L'Italia sulla luna

Berlusconi vicino al capolinea: ultima fermata Arcore o (se preferisce) Malindi

“Ormai Berlusconi è game over, la sua vicenda appartiene alla storia di questo Paese.
Non so se le parole di Matteo Renzi possano essere profetiche, dal momento che il Cavaliere è stato fino ad oggi capace di mille reazioni, ma in questo momento, a pochi giorni dalla riunione della giunta del Senato che voterà la sua decadenza da senatore, Berlusconi sembra davvero messo male. E la sua storia politica potrebbe essere veramente vicina alla parola fine.

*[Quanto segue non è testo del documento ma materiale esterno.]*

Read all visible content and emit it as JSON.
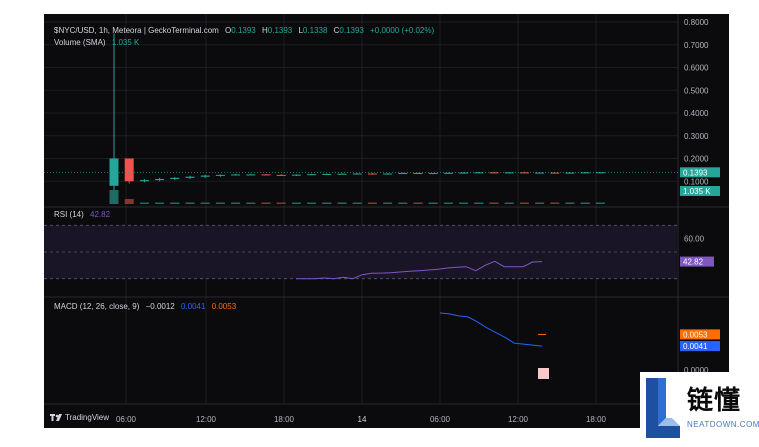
{
  "header": {
    "pair": "$NYC/USD, 1h, Meteora | GeckoTerminal.com",
    "o_label": "O",
    "o_val": "0.1393",
    "h_label": "H",
    "h_val": "0.1393",
    "l_label": "L",
    "l_val": "0.1338",
    "c_label": "C",
    "c_val": "0.1393",
    "change": "+0.0000 (+0.02%)",
    "volume_label": "Volume (SMA)",
    "volume_val": "1.035 K"
  },
  "rsi": {
    "label": "RSI (14)",
    "value": "42.82"
  },
  "macd": {
    "label": "MACD (12, 26, close, 9)",
    "hist": "−0.0012",
    "macd": "0.0041",
    "signal": "0.0053"
  },
  "brand": "TradingView",
  "watermark": {
    "cn": "链懂",
    "en": "NEATDOWN.COM"
  },
  "colors": {
    "up": "#26a69a",
    "down": "#ef5350",
    "rsi": "#7e57c2",
    "macd": "#2962ff",
    "signal": "#ff6d00",
    "bg": "#0b0b0d"
  },
  "chart_data": {
    "type": "candlestick",
    "x_ticks": [
      "06:00",
      "12:00",
      "18:00",
      "14",
      "06:00",
      "12:00",
      "18:00"
    ],
    "price_axis": {
      "ticks": [
        "0.8000",
        "0.7000",
        "0.6000",
        "0.5000",
        "0.4000",
        "0.3000",
        "0.2000",
        "0.1000"
      ],
      "ylim": [
        0,
        0.8
      ]
    },
    "price_badges": {
      "close": "0.1393",
      "volume": "1.035 K"
    },
    "candles": [
      {
        "o": 0.08,
        "h": 0.75,
        "l": 0.03,
        "c": 0.2
      },
      {
        "o": 0.2,
        "h": 0.2,
        "l": 0.09,
        "c": 0.1
      },
      {
        "o": 0.1,
        "h": 0.11,
        "l": 0.095,
        "c": 0.105
      },
      {
        "o": 0.105,
        "h": 0.115,
        "l": 0.1,
        "c": 0.11
      },
      {
        "o": 0.11,
        "h": 0.118,
        "l": 0.105,
        "c": 0.115
      },
      {
        "o": 0.115,
        "h": 0.124,
        "l": 0.11,
        "c": 0.12
      },
      {
        "o": 0.12,
        "h": 0.128,
        "l": 0.115,
        "c": 0.125
      },
      {
        "o": 0.125,
        "h": 0.13,
        "l": 0.12,
        "c": 0.128
      },
      {
        "o": 0.128,
        "h": 0.132,
        "l": 0.125,
        "c": 0.13
      },
      {
        "o": 0.13,
        "h": 0.133,
        "l": 0.127,
        "c": 0.13
      },
      {
        "o": 0.13,
        "h": 0.132,
        "l": 0.126,
        "c": 0.128
      },
      {
        "o": 0.128,
        "h": 0.131,
        "l": 0.124,
        "c": 0.126
      },
      {
        "o": 0.126,
        "h": 0.13,
        "l": 0.123,
        "c": 0.129
      },
      {
        "o": 0.129,
        "h": 0.133,
        "l": 0.127,
        "c": 0.131
      },
      {
        "o": 0.131,
        "h": 0.134,
        "l": 0.128,
        "c": 0.132
      },
      {
        "o": 0.132,
        "h": 0.135,
        "l": 0.13,
        "c": 0.133
      },
      {
        "o": 0.133,
        "h": 0.136,
        "l": 0.131,
        "c": 0.134
      },
      {
        "o": 0.134,
        "h": 0.136,
        "l": 0.13,
        "c": 0.131
      },
      {
        "o": 0.131,
        "h": 0.135,
        "l": 0.129,
        "c": 0.134
      },
      {
        "o": 0.134,
        "h": 0.138,
        "l": 0.132,
        "c": 0.136
      },
      {
        "o": 0.136,
        "h": 0.138,
        "l": 0.133,
        "c": 0.134
      },
      {
        "o": 0.134,
        "h": 0.137,
        "l": 0.131,
        "c": 0.136
      },
      {
        "o": 0.136,
        "h": 0.139,
        "l": 0.134,
        "c": 0.137
      },
      {
        "o": 0.137,
        "h": 0.14,
        "l": 0.135,
        "c": 0.138
      },
      {
        "o": 0.138,
        "h": 0.141,
        "l": 0.136,
        "c": 0.139
      },
      {
        "o": 0.139,
        "h": 0.141,
        "l": 0.135,
        "c": 0.136
      },
      {
        "o": 0.136,
        "h": 0.14,
        "l": 0.134,
        "c": 0.139
      },
      {
        "o": 0.139,
        "h": 0.142,
        "l": 0.135,
        "c": 0.136
      },
      {
        "o": 0.136,
        "h": 0.139,
        "l": 0.134,
        "c": 0.138
      },
      {
        "o": 0.138,
        "h": 0.139,
        "l": 0.134,
        "c": 0.135
      },
      {
        "o": 0.135,
        "h": 0.139,
        "l": 0.133,
        "c": 0.138
      },
      {
        "o": 0.138,
        "h": 0.14,
        "l": 0.136,
        "c": 0.139
      },
      {
        "o": 0.139,
        "h": 0.1393,
        "l": 0.1338,
        "c": 0.1393
      }
    ],
    "rsi_axis": {
      "ticks": [
        "60.00"
      ],
      "ylim": [
        20,
        80
      ],
      "bands": [
        70,
        50,
        30
      ]
    },
    "rsi_series": [
      30,
      30,
      30,
      30.5,
      30,
      31,
      30,
      33,
      34,
      34.2,
      34.5,
      35,
      35.5,
      36,
      36.5,
      37,
      38,
      38.5,
      39,
      36,
      40,
      43,
      39,
      39,
      39,
      42.5,
      42.82
    ],
    "macd_series": [
      0.0075,
      0.0074,
      0.0072,
      0.0071,
      0.0066,
      0.006,
      0.0055,
      0.005,
      0.0044,
      0.0043,
      0.0042,
      0.0041
    ],
    "macd_axis": {
      "ticks": [
        "0.0053",
        "0.0041",
        "0.0000"
      ]
    }
  }
}
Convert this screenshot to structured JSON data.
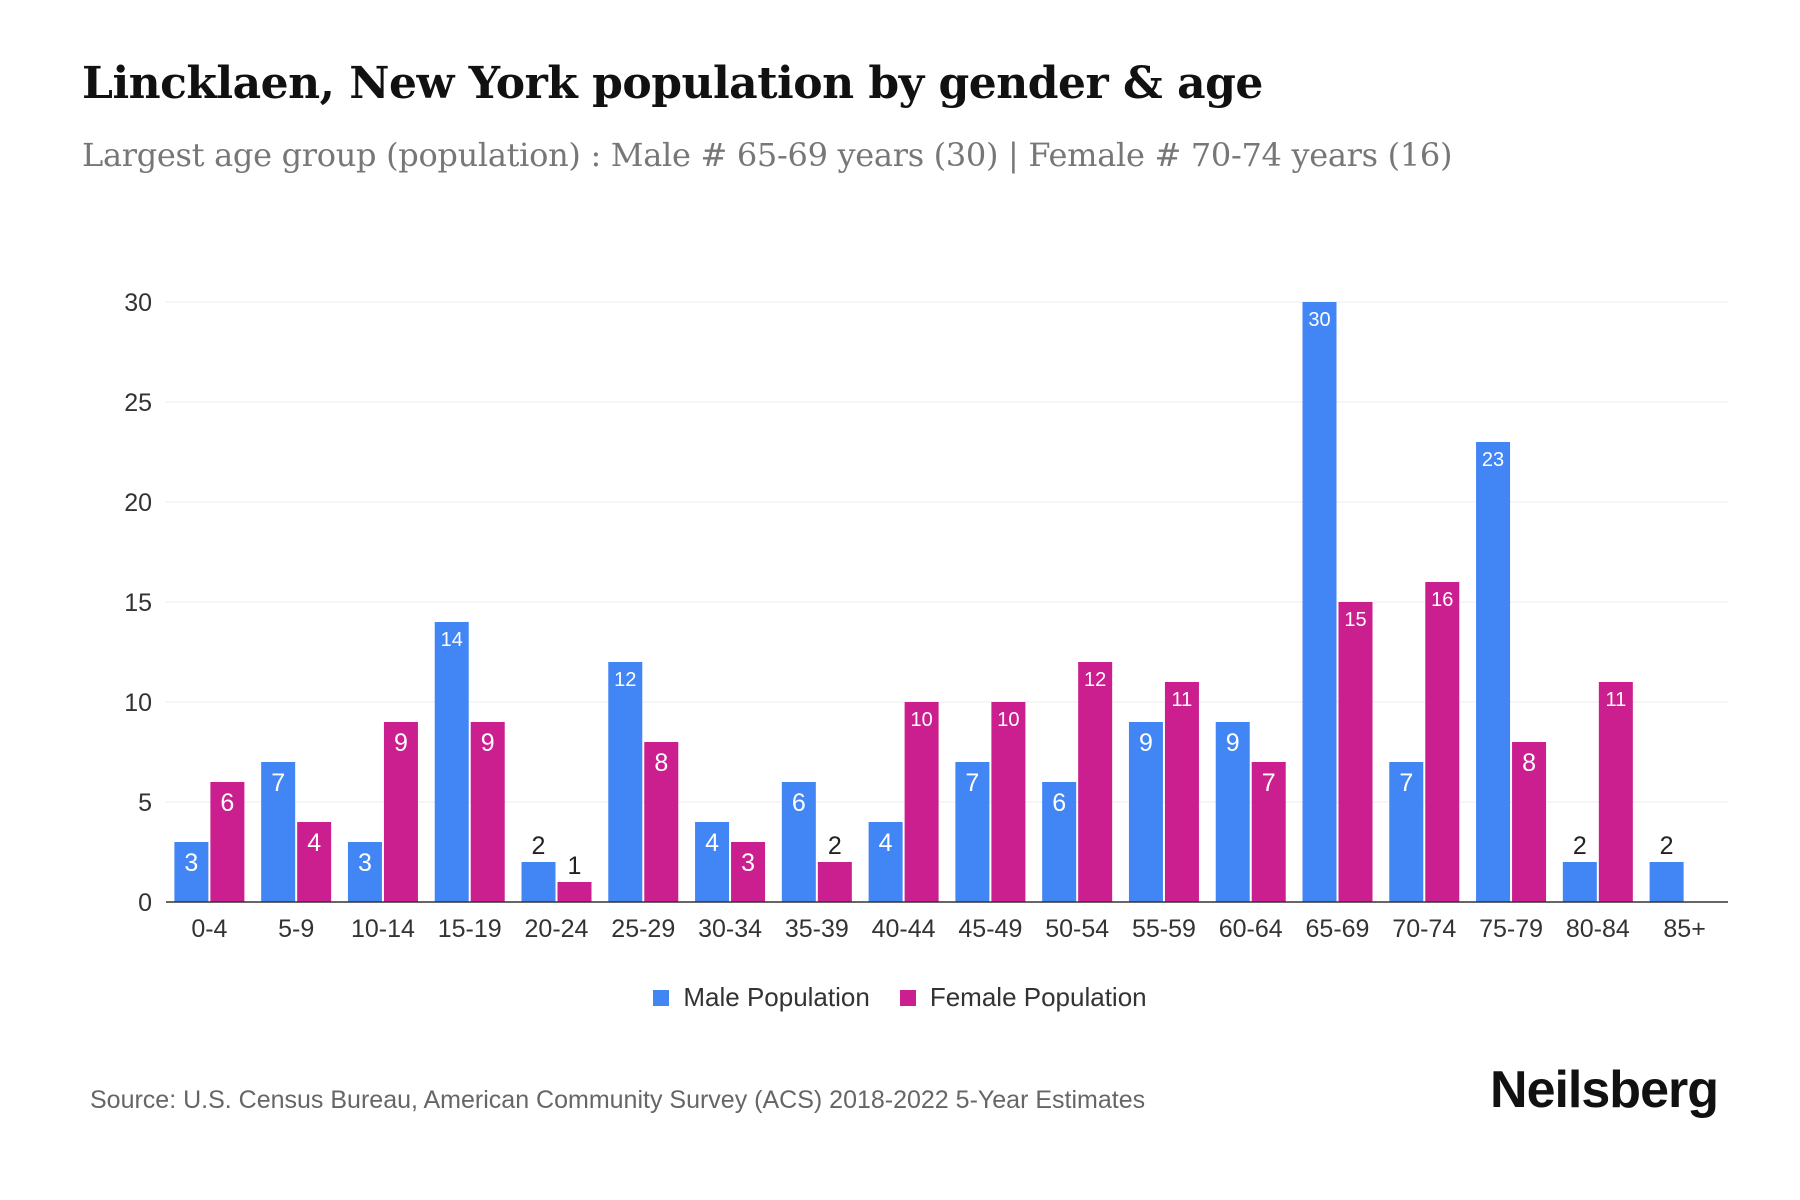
{
  "header": {
    "title": "Lincklaen, New York population by gender & age",
    "subtitle": "Largest age group (population) : Male # 65-69 years (30) | Female # 70-74 years (16)"
  },
  "chart_data": {
    "type": "bar",
    "title": "Lincklaen, New York population by gender & age",
    "xlabel": "",
    "ylabel": "",
    "ylim": [
      0,
      30
    ],
    "yticks": [
      "0",
      "5",
      "10",
      "15",
      "20",
      "25",
      "30"
    ],
    "grid": true,
    "legend_position": "bottom",
    "categories": [
      "0-4",
      "5-9",
      "10-14",
      "15-19",
      "20-24",
      "25-29",
      "30-34",
      "35-39",
      "40-44",
      "45-49",
      "50-54",
      "55-59",
      "60-64",
      "65-69",
      "70-74",
      "75-79",
      "80-84",
      "85+"
    ],
    "series": [
      {
        "name": "Male Population",
        "color": "#4285f4",
        "values": [
          3,
          7,
          3,
          14,
          2,
          12,
          4,
          6,
          4,
          7,
          6,
          9,
          9,
          30,
          7,
          23,
          2,
          2
        ]
      },
      {
        "name": "Female Population",
        "color": "#cc1f8f",
        "values": [
          6,
          4,
          9,
          9,
          1,
          8,
          3,
          2,
          10,
          10,
          12,
          11,
          7,
          15,
          16,
          8,
          11,
          null
        ]
      }
    ]
  },
  "footer": {
    "source": "Source: U.S. Census Bureau, American Community Survey (ACS) 2018-2022 5-Year Estimates",
    "logo": "Neilsberg"
  }
}
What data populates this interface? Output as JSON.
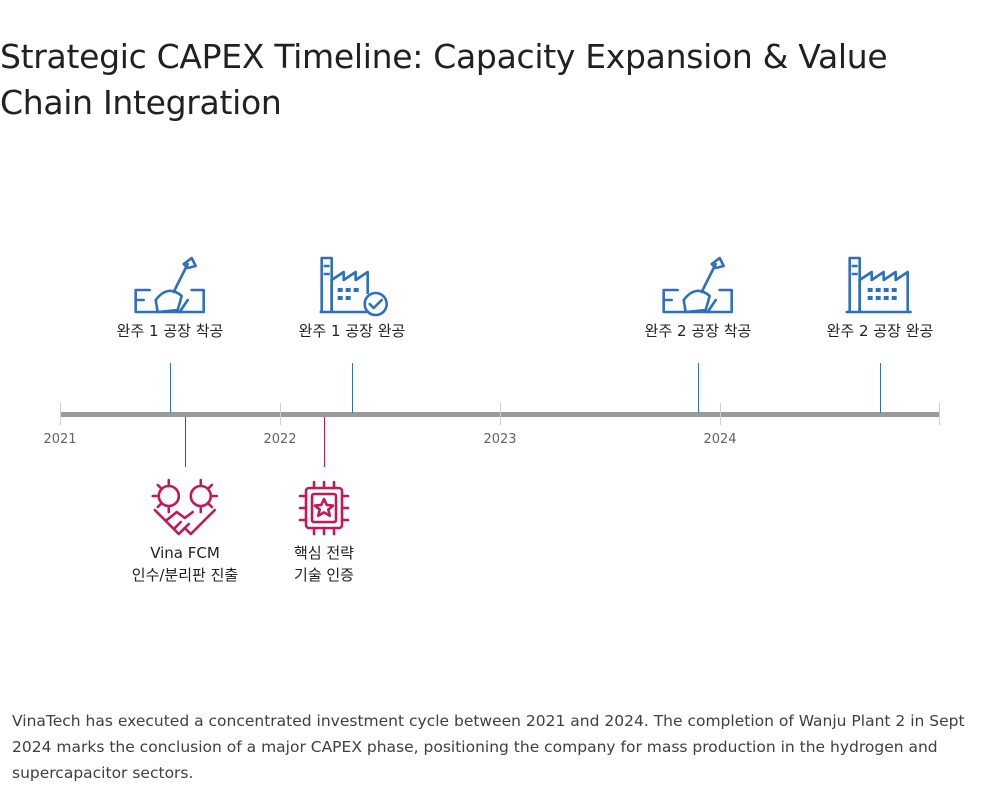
{
  "title": "Strategic CAPEX Timeline: Capacity Expansion & Value Chain Integration",
  "timeline": {
    "years": [
      "2021",
      "2022",
      "2023",
      "2024"
    ],
    "above_events": [
      {
        "label": "완주 1 공장 착공",
        "icon": "construction-shovel-icon"
      },
      {
        "label": "완주 1 공장 완공",
        "icon": "factory-check-icon"
      },
      {
        "label": "완주 2 공장 착공",
        "icon": "construction-shovel-icon"
      },
      {
        "label": "완주 2 공장 완공",
        "icon": "factory-icon"
      }
    ],
    "below_events": [
      {
        "label_line1": "Vina FCM",
        "label_line2": "인수/분리판 진출",
        "icon": "handshake-gears-icon"
      },
      {
        "label_line1": "핵심 전략",
        "label_line2": "기술 인증",
        "icon": "chip-star-icon"
      }
    ],
    "colors": {
      "capacity": "#2f6fbf",
      "value_chain": "#c2185b",
      "axis": "#9a9a9a"
    }
  },
  "description": "VinaTech has executed a concentrated investment cycle between 2021 and 2024. The completion of Wanju Plant 2 in Sept 2024 marks the conclusion of a major CAPEX phase, positioning the company for mass production in the hydrogen and supercapacitor sectors."
}
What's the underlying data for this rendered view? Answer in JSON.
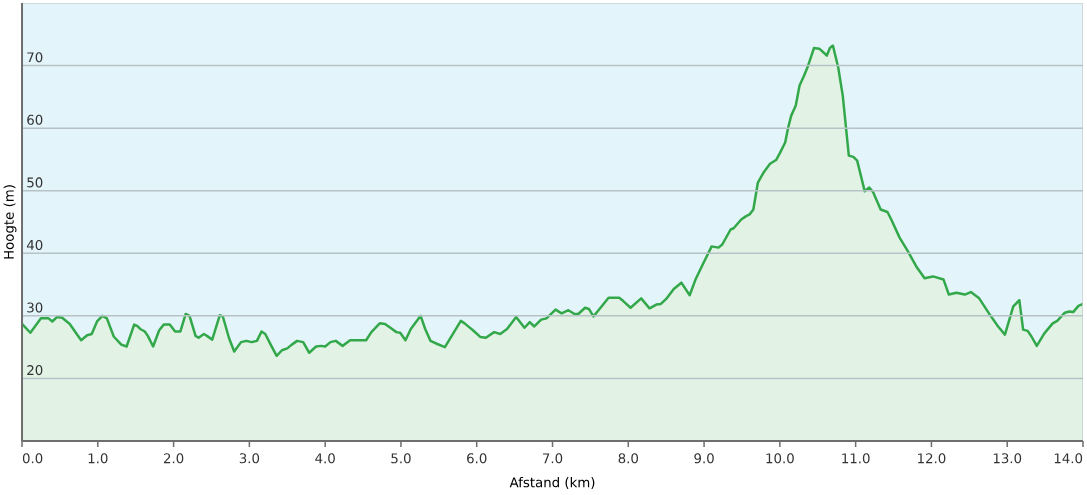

Perché una cosa è certa, anzi certissima: che il Pd in giunta voterà per la decadenza di Berlusconi da senatore, la decisione passerà poi all’aula e nel giro di un mesetto il Cavaliere potrebbe tornare un cittadino come tutti gli altri, senza immunità parlamentare.
E allora nell’attesa cosa può fare Berlusconi? Poco o nulla. Ha sì presentato ricorso contro l’applicazione della legge Severino nei suoi confronti alla Corte europea dei diritti umani. Ma prima di tutto per questa pratica ci vuole tempo e poi anche quella è questione di lana caprina.
Per uscire dalla palude in cui si è cacciato e che ha prodotto la sentenza della Cassazione (quattro anni di reclusione per frode fiscale più la pena accessoria di interdizione dai pubblici uffici e quindi incandidabilità) il Cavaliere potrebbe chiedere la grazia al presidente Napolitano. Ma prima di tutto non lo vuol fare perché sarebbe un’ammissione di colpevolezza, e poi, anche se il Presidente la concedesse (ma perché, per come?) non verrebbe cancellata la pena accessoria.
Potrebbe allora Berlusconi prestare voce ai falchi del suo partito e far saltare il banco del governo Letta, facendo ritirare i ministri Pdl dalla formazione governativa.
Ma anche questa strada presenta parecchie incognite: la prima per le sue aziende perché ci sono state già ampie riprove che se il Cavaliere provoca instabilità politica, le prime a risentirne in Borsa sono proprio le sue proprietà.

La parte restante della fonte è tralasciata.